We cannot do this in and of ourselves, we cannot maintain our own unity. It does not lie within us; that much should be plainly evident. Such unity we have is not directly ours, but reflected, derived from the essential unity that exists between the Father and the Son and the Spirit. We are “one” only insofar as we demonstrate that unity. You may be familiar with a very important icon that many western Christian communities have borrowed and imported from its Eastern Orthodox native territory. It depicts the three “angels” whom we read about in Genesis, who visit Abraham and deliver the news that his aged wife will nevertheless bear a son within the next year. Abraham prepares a meal for them, and this icon shows them seated at his table for the meal. All three of them hold a sort of scepter, indicating equal royal authority. And all three incline their heads toward one another, a sign of mutual deference. Because, according to the Law of Moses in the Old Testament, you can’t depict God artistically, this icon has entered the Christian spiritual tradition as a kind of surrogate image for the Holy Trinity. It reflects the mutual deference in love that we see within the Trinity.

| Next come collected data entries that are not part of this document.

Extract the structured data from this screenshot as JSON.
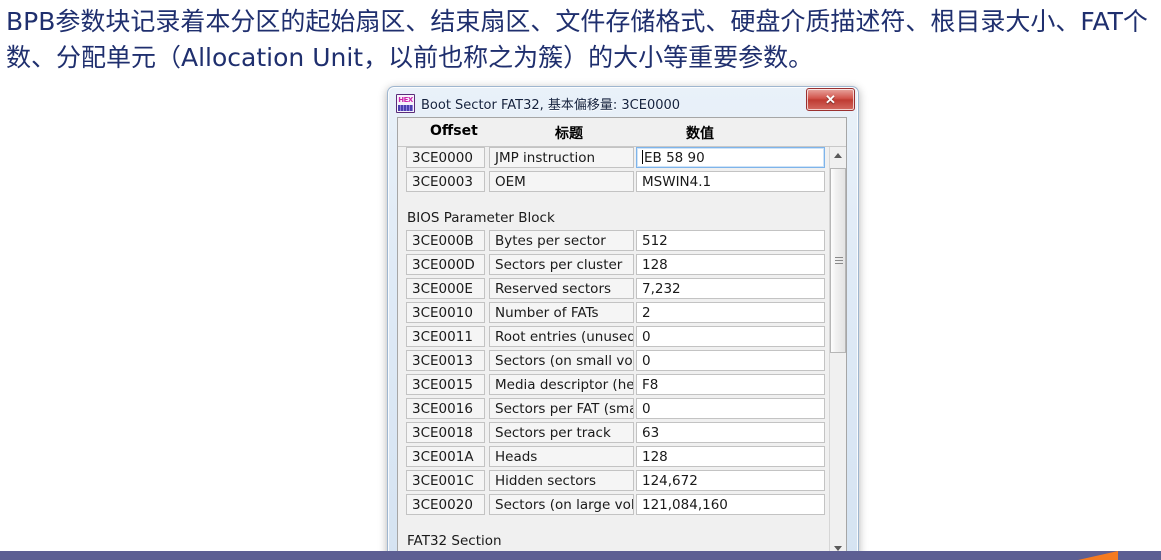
{
  "slide": {
    "body_text": "BPB参数块记录着本分区的起始扇区、结束扇区、文件存储格式、硬盘介质描述符、根目录大小、FAT个数、分配单元（Allocation Unit，以前也称之为簇）的大小等重要参数。",
    "text_color": "#1f2f6e",
    "bottom_bar_color": "#5d5f93",
    "accent_color": "#f57a20"
  },
  "dialog": {
    "title": "Boot Sector FAT32, 基本偏移量: 3CE0000",
    "icon": "hex-editor-icon",
    "close_label": "✕",
    "columns": {
      "offset": "Offset",
      "title": "标题",
      "value": "数值"
    },
    "sections": [
      {
        "label": "",
        "rows": [
          {
            "offset": "3CE0000",
            "title": "JMP instruction",
            "value": "EB 58 90",
            "focused": true
          },
          {
            "offset": "3CE0003",
            "title": "OEM",
            "value": "MSWIN4.1",
            "focused": false
          }
        ]
      },
      {
        "label": "BIOS Parameter Block",
        "rows": [
          {
            "offset": "3CE000B",
            "title": "Bytes per sector",
            "value": "512",
            "focused": false
          },
          {
            "offset": "3CE000D",
            "title": "Sectors per cluster",
            "value": "128",
            "focused": false
          },
          {
            "offset": "3CE000E",
            "title": "Reserved sectors",
            "value": "7,232",
            "focused": false
          },
          {
            "offset": "3CE0010",
            "title": "Number of FATs",
            "value": "2",
            "focused": false
          },
          {
            "offset": "3CE0011",
            "title": "Root entries (unused)",
            "value": "0",
            "focused": false
          },
          {
            "offset": "3CE0013",
            "title": "Sectors (on small volume)",
            "value": "0",
            "focused": false
          },
          {
            "offset": "3CE0015",
            "title": "Media descriptor (hex)",
            "value": "F8",
            "focused": false
          },
          {
            "offset": "3CE0016",
            "title": "Sectors per FAT (small vol.)",
            "value": "0",
            "focused": false
          },
          {
            "offset": "3CE0018",
            "title": "Sectors per track",
            "value": "63",
            "focused": false
          },
          {
            "offset": "3CE001A",
            "title": "Heads",
            "value": "128",
            "focused": false
          },
          {
            "offset": "3CE001C",
            "title": "Hidden sectors",
            "value": "124,672",
            "focused": false
          },
          {
            "offset": "3CE0020",
            "title": "Sectors (on large volume)",
            "value": "121,084,160",
            "focused": false
          }
        ]
      },
      {
        "label": "FAT32 Section",
        "rows": []
      }
    ],
    "scrollbar": {
      "up_arrow": "scroll-up-icon",
      "down_arrow": "scroll-down-icon"
    }
  }
}
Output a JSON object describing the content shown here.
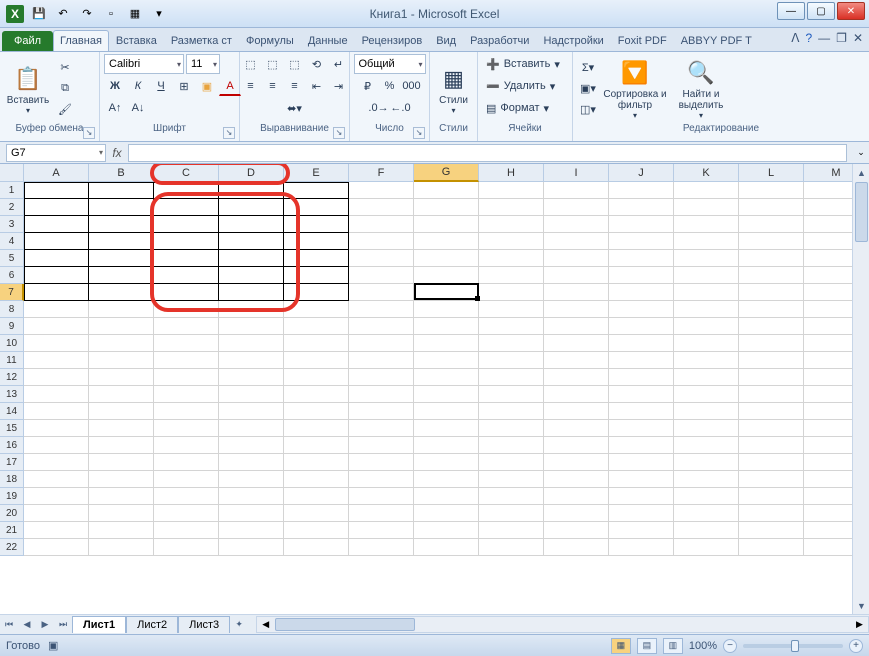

Mutual deference. Apparently, that’s what unity looks like. Jesus’ acknowledgment of his unity with the Father in his prayer—“Just as we are one”—points to such mutuality, such intimacy, such reciprocity as the defining characteristics of oneness within the Church—locally, regionally, and globally.

And the outward and visible demonstration of this sort of unity is in what we’re doing right now, what we come together for every Lord’s Day, to share in the reading and hearing and proclaiming of God’s holy word, and to celebrate the mystery of our redemption in the sacrament of the Eucharist. So, unity is not somehow the end product of our trying really hard and working really hard—which is not to say that we shouldn’t work for it, just that, in the end, it has to be a God thing. What we can do effectively is to celebrate the Eucharist, because Jesus promises to show up and reveal our unity whenever we do so.
Of course, the Eucharist is also the most evident sign of our disunity, which is more than a little bit ironic. That which is supposed to unite us is where we feel our divisions most painfully, when believing disciples who bear nothing but goodwill toward one another are prevented by accidents of history from coming to the same table to be fed the Body and Blood of Christ. Yet, it as appropriate that we feel such pain at exactly that point. It should motivate us to double down on working through what divides us, of finding ways to be mutually deferential to one another, and leave behind the heresy of schism.
What we can do at a practical level is focus on the grassroots: We can allow ourselves right here and right now to be shaped, formed, chiseled, molded in the Eucharist and by the Eucharist. We can come together time after time after time after time to hear God’s word read and broken open, to offer ourselves at the altar and to receive ourselves back transformed. We can practice mutual deference in love within this community, right where we are.

If every local Eucharistic Community does that—assuring that, right here, at least, “they’ll know we are Christians by our love” is an undeniably true statement—then that creates a toehold for the Holy Spirit to take it viral. Alleluia and Amen.